Recently, my wife and I took our first real racecation – a vacation featuring a race that we wanted to run. We’ve traveled for races before, but almost always to locations that are easily accessible by car, and then we spent a couple of nights before heading home. Las Vegas, Phoenix and Monterey are great examples of this type of close travel, and they tend to be a very fun weekend.
This time was different. We packed up the kids and flew to Denver, CO for the Breckenridge Spartan Beast, and spent over a full week really scoping out the area. We had multiple reasons for doing this; neither of us had been to Colorado before but had always heard great things, and the race was starting at ~9500’ above sea level, so we wanted to give our bodies the best chance to acclimate to the altitude before the race.
For accomodations, we were lucky enough to be able to trade our timeshare for a resort in Breckenridge a couple of miles from the starting line, and later discovered that the course for the Beast passed within a couple hundred feet of the pool area and that a few obstacles were very close by.
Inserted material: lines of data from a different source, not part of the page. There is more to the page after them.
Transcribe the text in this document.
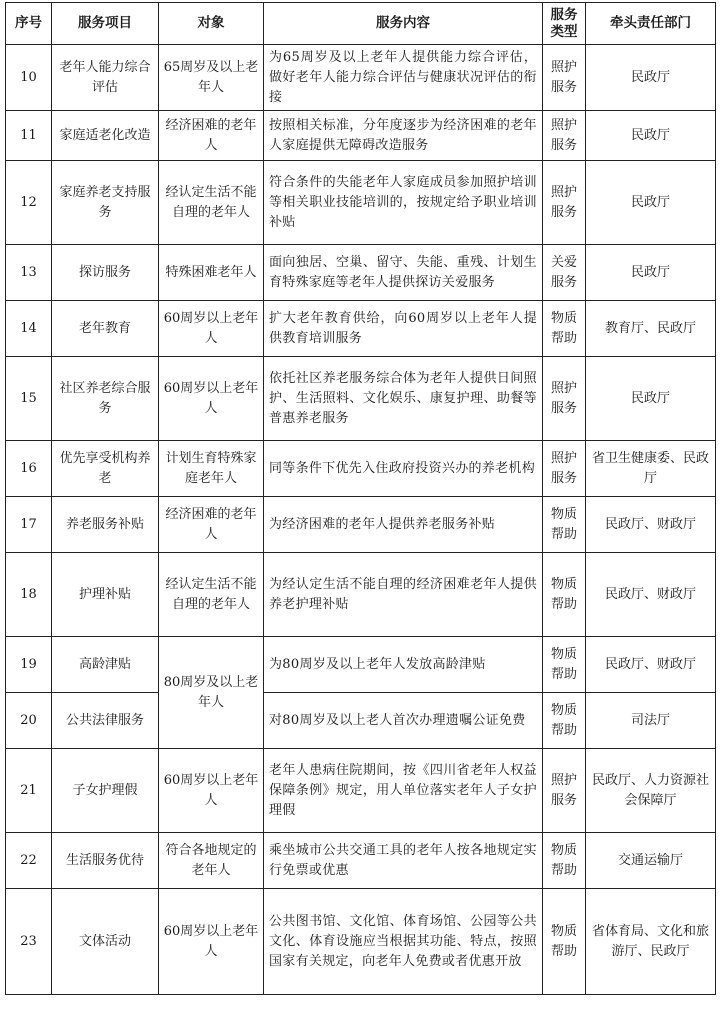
序号	服务项目	对象	服务内容	服务类型	牵头责任部门
10	老年人能力综合评估	65周岁及以上老年人	为65周岁及以上老年人提供能力综合评估，做好老年人能力综合评估与健康状况评估的衔接	照护服务	民政厅
11	家庭适老化改造	经济困难的老年人	按照相关标准，分年度逐步为经济困难的老年人家庭提供无障碍改造服务	照护服务	民政厅
12	家庭养老支持服务	经认定生活不能自理的老年人	符合条件的失能老年人家庭成员参加照护培训等相关职业技能培训的，按规定给予职业培训补贴	照护服务	民政厅
13	探访服务	特殊困难老年人	面向独居、空巢、留守、失能、重残、计划生育特殊家庭等老年人提供探访关爱服务	关爱服务	民政厅
14	老年教育	60周岁以上老年人	扩大老年教育供给，向60周岁以上老年人提供教育培训服务	物质帮助	教育厅、民政厅
15	社区养老综合服务	60周岁以上老年人	依托社区养老服务综合体为老年人提供日间照护、生活照料、文化娱乐、康复护理、助餐等普惠养老服务	照护服务	民政厅
16	优先享受机构养老	计划生育特殊家庭老年人	同等条件下优先入住政府投资兴办的养老机构	照护服务	省卫生健康委、民政厅
17	养老服务补贴	经济困难的老年人	为经济困难的老年人提供养老服务补贴	物质帮助	民政厅、财政厅
18	护理补贴	经认定生活不能自理的老年人	为经认定生活不能自理的经济困难老年人提供养老护理补贴	物质帮助	民政厅、财政厅
19	高龄津贴	80周岁及以上老年人	为80周岁及以上老年人发放高龄津贴	物质帮助	民政厅、财政厅
20	公共法律服务		对80周岁及以上老人首次办理遗嘱公证免费	物质帮助	司法厅
21	子女护理假	60周岁以上老年人	老年人患病住院期间，按《四川省老年人权益保障条例》规定，用人单位落实老年人子女护理假	照护服务	民政厅、人力资源社会保障厅
22	生活服务优待	符合各地规定的老年人	乘坐城市公共交通工具的老年人按各地规定实行免票或优惠	物质帮助	交通运输厅
23	文体活动	60周岁以上老年人	公共图书馆、文化馆、体育场馆、公园等公共文化、体育设施应当根据其功能、特点，按照国家有关规定，向老年人免费或者优惠开放	物质帮助	省体育局、文化和旅游厅、民政厅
We managed to cram quite a bit of activity into our weeklong vacation; hiking trails above the snowline (in June!), exploring the village shops, restaurants, and local breweries, and taking a couple of road trips to nearby attractions. One day was spent exploring the Manitou Springs area south of Denver, including touring the Cave of the Winds, climbing the infamous Manitou Incline (2000’ of elevation gain in about a mile), and wandering around the Garden of the Gods. Another day was spent driving to Rocky Mountain National Park and exploring the Trail Ridge Road with a stop at the continental divide that separates east and west flowing watersheds.
We were also able to volunteer to do packet stuffing for Spartan Race (earning future free race credits), and met up with several friends who had also traveled from a variety of destinations to take on the challenge of Spartan Race’s highest venue.
One of the downsides of traveling is that normally if you’re going someplace new, you are pretty much alone with your traveling companion(s). You can certainly make new friends along the way, but this isn’t always easy for people. On this trip, thanks to social media groups like the Weeple Army and Team SISU, we already knew others who would be in the area at the same time, and it was fantastic to get together over a fine beverage with some of these friends we’ve made over the last few years who live far enough away to make regular social meetings inconvenient.
My wife was skeptical of the idea of the racecation, but was quickly won over by the breathtaking vistas on our hikes and the beautiful location in general, and it’s now one of her favorite trips in recent history. Of course, capping the week off with a great OCR at a gorgeous venue was the icing on the cake, but the trip would have been fantastic even without the race itself.
For many readers, this idea is nothing new, and they’ve been traveling to races for years, using the excuse of a race to explore somewhere new that they might not have reason to visit otherwise. For those who haven’t tried it, I highly recommend the experience. It’s a fantastic and relatively inexpensive (if properly planned) way to see new places and meet new people with similar interests and/or healthy addictions. There are loads of interesting options, whether you stick with Spartan Races and go to Hawaii or Texas, or try out a Battlefrog or the OCRWC in Ohio, not to mention the many international possibilities that exist and are continuing to grow in number and popularity. My advice is that if you are able, take the time to do it right (as opposed to a quick whirlwind visit to race and leave again), explore and get a real feeling for the area you’re visiting. You may just fall in love with it.